Televizyonu her açtığımızda üç saniye süren bir tereddüt anından sonra kendimizi "mankenlere, şapşallar için tasarlanmış yarışmalara, uçsuz bucaksız saçmalıklarla dolu haber bültenlerine, tartışma programlarına" bırakıyoruz. Çöplüğe dönen bir beyinle şuursuzca uyuyor, sabah güneş doğduktan sonra yine aynı gündemin içine atıyoruz kendimizi, akıl almaz bir kısır döngü içinde boğuşup duruyoruz. Para kazanmaktan, tuttuğumuz futbol takımının kazanmasından, oynadığımız atın birinci gelmesinden, formunu doldurup gönderdiğimiz yarışma programına katılma hakkı kazanmaktan ve filanca "sanatçı"nın şu an hangi erkekle birlikte olduğunu iyice öğrenmekten başka derdimiz olmuyor.

Artık bizim için bir "dalga konusu" olan birçok şeyi hatırlamak istiyorum.

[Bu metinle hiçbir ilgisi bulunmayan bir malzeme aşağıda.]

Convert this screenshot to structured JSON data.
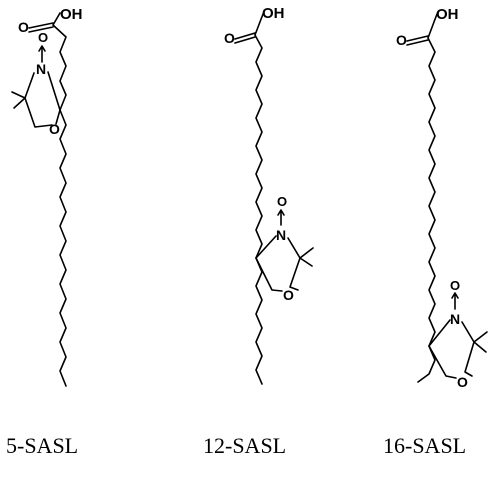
{
  "molecules": [
    {
      "caption": "5-SASL",
      "atoms": {
        "oh": "OH",
        "nitrogen": "N",
        "oxide": "O",
        "ring_oxygen": "O",
        "carbonyl": "O"
      }
    },
    {
      "caption": "12-SASL",
      "atoms": {
        "oh": "OH",
        "nitrogen": "N",
        "oxide": "O",
        "ring_oxygen": "O",
        "carbonyl": "O"
      }
    },
    {
      "caption": "16-SASL",
      "atoms": {
        "oh": "OH",
        "nitrogen": "N",
        "oxide": "O",
        "ring_oxygen": "O",
        "carbonyl": "O"
      }
    }
  ]
}
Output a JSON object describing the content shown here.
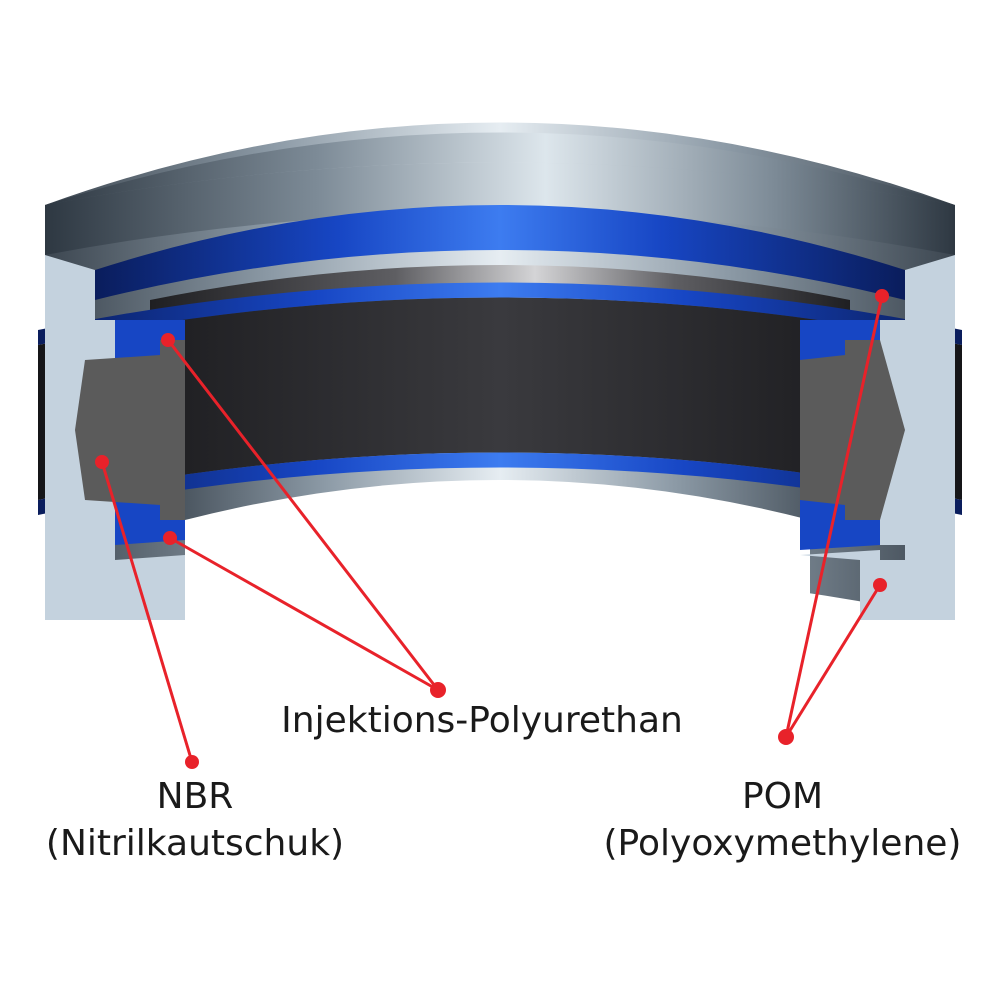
{
  "labels": {
    "polyurethane": "Injektions-Polyurethan",
    "nbr_name": "NBR",
    "nbr_full": "(Nitrilkautschuk)",
    "pom_name": "POM",
    "pom_full": "(Polyoxymethylene)"
  },
  "colors": {
    "polyurethane": "#1746c4",
    "nbr": "#5b5b5b",
    "pom": "#c4d2de",
    "leader_line": "#e8222a",
    "text": "#1a1a1a",
    "background": "#ffffff"
  }
}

Kur'an okumayı unuttuğumuzu, namuslarımızı korumak hususundaki hassasiyetlerimizi yeniden gözden geçirmemiz gerektiğini, günden güne iğdiş edilen özgürlük alanlarımızı milim milim tekrar geri almak için mücadele etmemiz ve anormalliğin normal olarak bize dayatılmasını bu denli kolay içimize sindirmememiz gerektiğini düşünüyorum.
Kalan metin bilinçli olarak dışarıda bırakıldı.